Dermatophyte infections in immunocompromised patients

Dr. Ditte Marie SAUNTE (Dermatologist, Denmark)

  • Pathogenesis of dermatophyte infection : athroconidia inoculation, enter stratum corneum, release keratinase/protease, immune response
  • Type of dermatophytosis patient in patients with immunodeficiency

* Common forms but a higher prevalence or rare manifestation (onychomycosis, PSO caused by trichophyton, adult tinea capitis)

* Severe form invasive(perifollicular, majocchi ‘s granuloma, deep dermatophytosis), disseminated dermatophytosis, wide spead

  • Multiple abcess in the lower extremities caused by T.rubrum
  • Primary immunodeficiency inherited caspace recruitment domain family, members 9(CARDP9) deficiency, acquired immunodeficiencies (solid organ transplatation, autoimmune desease requiring immunosuppressive treatment, hiv infection)
  • Treatment challenge :

* Systemic : terbinafine, itraconazole, griseofulvine

* Topical : terbinafine, naftifine,miconazole…

* Potential problems : risk of antifungal resistance, drug-drug interaction, especially a problem in organ transplant patient

* Other : surgical treatment of localized leions, pause immunosuppressive medication ?

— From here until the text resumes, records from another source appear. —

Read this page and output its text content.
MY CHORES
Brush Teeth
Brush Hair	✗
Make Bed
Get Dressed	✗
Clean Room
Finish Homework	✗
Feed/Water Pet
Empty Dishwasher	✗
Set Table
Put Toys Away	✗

  • Important to educate all patients receiving immunosuppressant therapy on skin care, pre-transplan skin examination, immunocompetent patient with an unusual manifestation

Antifungal stewardship: superficial fungal infections

Dr. Abir SARASWAT (Dermatologist, India)

  • The concept of antifungal stewardship for superficial mycoses has received scan attention so far. The emergence of new, virulent and drug resistant strains of dermatophytes and molds makes it a urgent requirement
  • Urgent need of data to understand the reason s and mechanisms behind the spread of superficial mycoses; collaboration with agricultural scientists essential,
  • Capacity building for rapid and reliable diagnosis of superficial mycosis in the clinic is the need of the hour
  • Controlling the empiric or irrational use of topical antifungals is urgently needed. It is only possible if rapid diagnosis is easy, cheap and ubiquitous
  • Irrational combinations of corticosteroids with antifungal/antibacterian should be ruthlessly weeded out
  • Clear, evidence based guidelines for systemic and topical antifungal use should be taken up on priority.